VetBilling.com won’t deny a payment plan to a client based on credit grade.  “The vet decides whether to offer a payment plan, not us,” says Ferraro.  “If a trustworthy client has fallen on hard times, and the vet wants to offer a payment plan, we won’t turn them down.  Our credit scoring system is simply a guideline so the vet can make an informed decision.  We won’t rule out someone who really needs a payment plan if the vet is willing to offer it.”

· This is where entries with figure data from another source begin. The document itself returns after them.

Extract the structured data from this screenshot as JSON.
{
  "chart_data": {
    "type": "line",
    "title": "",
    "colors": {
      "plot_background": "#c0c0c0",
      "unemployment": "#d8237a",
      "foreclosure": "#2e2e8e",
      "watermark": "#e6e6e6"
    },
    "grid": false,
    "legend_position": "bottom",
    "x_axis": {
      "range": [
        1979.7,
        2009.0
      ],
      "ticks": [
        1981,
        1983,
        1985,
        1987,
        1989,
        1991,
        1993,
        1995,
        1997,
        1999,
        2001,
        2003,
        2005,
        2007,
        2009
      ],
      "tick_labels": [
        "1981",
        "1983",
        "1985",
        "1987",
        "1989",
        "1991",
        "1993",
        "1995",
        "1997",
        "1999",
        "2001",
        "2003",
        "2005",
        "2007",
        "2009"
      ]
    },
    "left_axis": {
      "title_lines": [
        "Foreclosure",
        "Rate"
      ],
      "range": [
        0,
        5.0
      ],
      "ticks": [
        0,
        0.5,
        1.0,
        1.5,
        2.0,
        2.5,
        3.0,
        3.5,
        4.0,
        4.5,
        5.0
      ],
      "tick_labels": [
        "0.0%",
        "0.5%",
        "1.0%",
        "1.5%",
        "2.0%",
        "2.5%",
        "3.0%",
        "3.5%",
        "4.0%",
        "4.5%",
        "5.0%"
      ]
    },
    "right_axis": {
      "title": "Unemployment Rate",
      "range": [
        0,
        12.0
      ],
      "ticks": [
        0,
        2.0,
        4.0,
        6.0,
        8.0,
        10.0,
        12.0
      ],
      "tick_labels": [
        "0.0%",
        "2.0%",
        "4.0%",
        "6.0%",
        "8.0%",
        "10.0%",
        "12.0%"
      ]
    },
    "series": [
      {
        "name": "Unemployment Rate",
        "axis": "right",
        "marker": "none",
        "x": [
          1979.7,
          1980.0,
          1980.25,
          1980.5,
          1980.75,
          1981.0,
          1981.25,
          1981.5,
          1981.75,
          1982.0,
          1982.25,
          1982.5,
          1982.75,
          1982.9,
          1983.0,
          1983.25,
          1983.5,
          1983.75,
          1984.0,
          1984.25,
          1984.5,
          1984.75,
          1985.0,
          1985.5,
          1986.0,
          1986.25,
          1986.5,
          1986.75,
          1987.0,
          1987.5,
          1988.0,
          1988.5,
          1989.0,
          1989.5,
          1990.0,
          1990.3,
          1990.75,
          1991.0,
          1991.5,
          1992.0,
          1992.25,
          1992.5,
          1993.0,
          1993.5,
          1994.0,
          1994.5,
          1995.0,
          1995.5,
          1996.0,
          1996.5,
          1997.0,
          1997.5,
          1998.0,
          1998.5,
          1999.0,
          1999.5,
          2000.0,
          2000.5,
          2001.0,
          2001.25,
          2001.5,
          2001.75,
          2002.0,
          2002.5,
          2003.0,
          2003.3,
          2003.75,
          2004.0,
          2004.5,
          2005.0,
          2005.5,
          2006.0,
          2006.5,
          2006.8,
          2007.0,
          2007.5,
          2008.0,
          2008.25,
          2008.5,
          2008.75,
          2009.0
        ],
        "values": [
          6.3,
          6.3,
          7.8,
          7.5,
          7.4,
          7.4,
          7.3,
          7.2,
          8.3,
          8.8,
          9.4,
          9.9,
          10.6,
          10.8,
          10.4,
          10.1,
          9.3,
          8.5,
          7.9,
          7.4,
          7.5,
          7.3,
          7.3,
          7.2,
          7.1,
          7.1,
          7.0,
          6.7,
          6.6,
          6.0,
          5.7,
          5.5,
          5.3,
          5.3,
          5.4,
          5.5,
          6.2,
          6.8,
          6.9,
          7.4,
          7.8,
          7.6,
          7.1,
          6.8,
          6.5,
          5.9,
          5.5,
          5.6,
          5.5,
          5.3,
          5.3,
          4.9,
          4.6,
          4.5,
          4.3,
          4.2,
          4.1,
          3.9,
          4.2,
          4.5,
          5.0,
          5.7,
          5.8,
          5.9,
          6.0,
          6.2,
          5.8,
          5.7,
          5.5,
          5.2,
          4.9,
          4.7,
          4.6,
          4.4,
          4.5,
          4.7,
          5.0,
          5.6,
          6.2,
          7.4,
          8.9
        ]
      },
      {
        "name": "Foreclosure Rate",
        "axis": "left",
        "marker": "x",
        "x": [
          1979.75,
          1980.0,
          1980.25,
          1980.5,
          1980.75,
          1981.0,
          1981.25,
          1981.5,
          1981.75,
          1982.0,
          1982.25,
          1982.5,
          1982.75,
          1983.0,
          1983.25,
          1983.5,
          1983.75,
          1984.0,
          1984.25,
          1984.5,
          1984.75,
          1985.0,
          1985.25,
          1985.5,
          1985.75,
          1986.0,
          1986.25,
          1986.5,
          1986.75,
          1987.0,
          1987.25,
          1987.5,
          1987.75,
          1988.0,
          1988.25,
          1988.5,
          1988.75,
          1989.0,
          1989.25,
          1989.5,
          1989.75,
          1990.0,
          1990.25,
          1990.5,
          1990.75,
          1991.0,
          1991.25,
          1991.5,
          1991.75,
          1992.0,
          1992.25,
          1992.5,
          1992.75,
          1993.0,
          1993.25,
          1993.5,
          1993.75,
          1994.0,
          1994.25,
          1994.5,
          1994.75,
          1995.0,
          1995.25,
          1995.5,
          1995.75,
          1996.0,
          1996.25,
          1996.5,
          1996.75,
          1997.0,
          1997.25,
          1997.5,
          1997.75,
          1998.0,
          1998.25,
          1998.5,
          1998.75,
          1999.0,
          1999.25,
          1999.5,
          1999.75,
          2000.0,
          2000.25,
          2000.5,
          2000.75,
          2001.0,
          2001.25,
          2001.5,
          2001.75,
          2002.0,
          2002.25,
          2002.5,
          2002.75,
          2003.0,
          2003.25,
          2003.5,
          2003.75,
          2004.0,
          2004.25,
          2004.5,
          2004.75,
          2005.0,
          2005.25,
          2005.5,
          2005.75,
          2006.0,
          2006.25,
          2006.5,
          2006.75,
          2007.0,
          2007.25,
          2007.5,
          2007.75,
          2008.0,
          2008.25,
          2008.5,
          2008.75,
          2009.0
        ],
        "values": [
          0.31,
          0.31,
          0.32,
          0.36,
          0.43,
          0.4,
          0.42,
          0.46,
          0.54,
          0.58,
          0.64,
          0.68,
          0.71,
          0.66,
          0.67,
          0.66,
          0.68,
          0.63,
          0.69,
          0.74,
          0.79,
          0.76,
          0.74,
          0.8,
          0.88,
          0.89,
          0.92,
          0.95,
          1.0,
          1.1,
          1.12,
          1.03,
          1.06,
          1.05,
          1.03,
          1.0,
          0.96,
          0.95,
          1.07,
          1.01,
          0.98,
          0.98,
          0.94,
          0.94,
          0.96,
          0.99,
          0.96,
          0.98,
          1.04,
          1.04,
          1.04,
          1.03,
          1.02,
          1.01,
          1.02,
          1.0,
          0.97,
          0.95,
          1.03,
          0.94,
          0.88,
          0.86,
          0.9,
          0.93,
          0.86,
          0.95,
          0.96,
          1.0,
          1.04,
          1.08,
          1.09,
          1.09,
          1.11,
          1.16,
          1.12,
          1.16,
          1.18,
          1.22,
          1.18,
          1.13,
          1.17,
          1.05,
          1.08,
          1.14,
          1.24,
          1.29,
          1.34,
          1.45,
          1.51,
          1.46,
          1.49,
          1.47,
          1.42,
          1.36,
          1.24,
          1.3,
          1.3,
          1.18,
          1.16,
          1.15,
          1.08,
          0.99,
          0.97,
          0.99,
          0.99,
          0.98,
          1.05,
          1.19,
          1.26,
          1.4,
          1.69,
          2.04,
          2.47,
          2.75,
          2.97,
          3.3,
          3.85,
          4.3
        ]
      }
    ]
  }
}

VetBilling.com’s payment plans are offered by several Maryland veterinary clinics, among them Hunt Valley Animal Hospital, Frederick Road Veterinary Hospital, and Perry Hall Animal Hospital. Valley Veterinary Hospital in Middletown and Carroll County Veterinary Clinic in Westminster, MD, offer the plans, too.  In fact, VetBilling’s services are now available in hundreds of veterinary hospitals in 40 states.  (A complete list of all participating veterinarians can be found by clicking on the “Participating Vets” tab from the home page at VetBilling.com.)

According to the team at Frederick Road Veterinary Hospital (FRVH), client feedback about the program has been very positive.  Veterinarians and owners of FRVH, Drs. Dan and Lisa Zakai, say clients are grateful to have a payment option that fits their budget.  “We realize that not everyone who loves their animal qualifies for a credit card, but that doesn’t mean they can’t or won’t pay,” says Dr. Lisa Zakai.  “This option allows us to be more flexible.”

For Cannon and Ferraro, who have two dogs and a horse of their own, what’s most rewarding is knowing their efforts are making a difference in the lives of pets and their people.  “Our first success story came from a retired woman on a fixed monthly income whose 5 year old dog needed emergency surgery,” shares Cannon.  “She was turned away by one vet because she didn’t qualify for third-party financing.  She went to Frederick Road Vet, where they’d just implemented our program. They set her up on a 3 month payment plan.  Not only was her dog’s life saved, she paid off her balance early.  I have a picture of Peggy and her dog, Daisy, in my office.  It reminds me every day why we started this.  This is much more than a business  – it’s very personal to me.”